The Trouble with the News
A certain amount of knowledge of current events is important and can be helpful. From watching the news, I have been inspired to donate money and time to worthwhile causes. I also think it is important, on a personal level, to understand what is going on in the world. When I was growing up, the news was typically a half-hour program viewed by networks as a civic duty more than a profit center.
That has changed however. Now there are fully 24/7 networks on whatever band of the political spectrum you want. These networks are built around the premises of sucking you in and keeping you there. It is very much a profit thing, and they are good at winding you up to stick around for that next segment/hour/day.
While some news is good, too much news is bad. There comes a point where you stop learning about current events and instead become zombified by them. Too much news can poison you.
So I’ve started taking steps. First, I put a box around the news. I try to keep news consumption down to 30 minutes a day. There are lots of ways to do this, but one way I’ve found useful is the Reuters app on the Apple TV. You can log into it and get the day’s news boiled down to as little as 10 minutes. It then gives you a summary of national and world news, and once it finishes, it finishes.
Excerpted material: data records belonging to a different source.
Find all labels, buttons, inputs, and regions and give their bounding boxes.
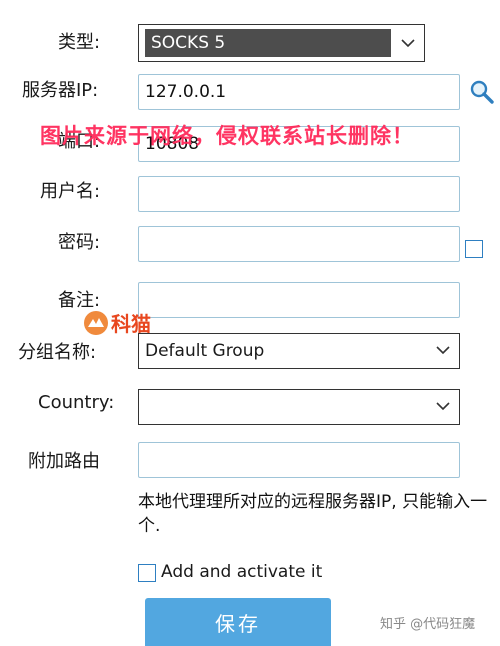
add-activate-checkbox[interactable] bbox=[138, 564, 156, 582]
cat-logo-icon bbox=[84, 310, 108, 335]
search-button[interactable] bbox=[466, 74, 498, 110]
save-button[interactable]: 保存 bbox=[145, 598, 331, 646]
password-input[interactable] bbox=[138, 226, 460, 262]
password-label: 密码: bbox=[58, 232, 101, 253]
extra-route-input[interactable] bbox=[138, 442, 460, 478]
watermark-notice: 图片来源于网络，侵权联系站长删除！ bbox=[40, 124, 414, 148]
chevron-down-icon bbox=[401, 39, 415, 48]
search-icon bbox=[470, 80, 494, 104]
group-selected-value: Default Group bbox=[145, 341, 265, 361]
chevron-down-icon bbox=[436, 402, 450, 411]
username-input[interactable] bbox=[138, 176, 460, 212]
server-ip-input[interactable]: 127.0.0.1 bbox=[138, 74, 460, 110]
group-label: 分组名称: bbox=[18, 342, 97, 363]
route-description: 本地代理理所对应的远程服务器IP, 只能输入一个. bbox=[138, 492, 488, 536]
country-select[interactable] bbox=[138, 389, 460, 425]
group-select[interactable]: Default Group bbox=[138, 333, 460, 369]
type-selected-value: SOCKS 5 bbox=[145, 29, 391, 57]
username-label: 用户名: bbox=[40, 181, 101, 202]
remark-input[interactable] bbox=[138, 282, 460, 318]
type-select[interactable]: SOCKS 5 bbox=[138, 24, 425, 62]
country-label: Country: bbox=[38, 392, 115, 413]
type-label: 类型: bbox=[58, 32, 101, 53]
show-password-checkbox[interactable] bbox=[465, 240, 483, 258]
extra-route-label: 附加路由 bbox=[28, 451, 100, 472]
server-ip-label: 服务器IP: bbox=[22, 80, 99, 101]
add-activate-label: Add and activate it bbox=[161, 562, 323, 582]
chevron-down-icon bbox=[436, 346, 450, 355]
credit-watermark: 知乎 @代码狂魔 bbox=[380, 617, 476, 632]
It doesn’t ask you to stick around.
Another practice I’ve been working on when watching the news is to do a little internal check-in once I turn the news off. “How am I feeling right now?” “How agitated am I?” “If I’m wound up, is there anything I can do to make a difference?” I also try to disconnect after watching the news. I’ll go make some music, pull some weeds in the garden, or take the dog for a walk. Then I can get back to work with a clear head.
If you’re like me and susceptible to the news infinity pool, take some times to build your own box for the news.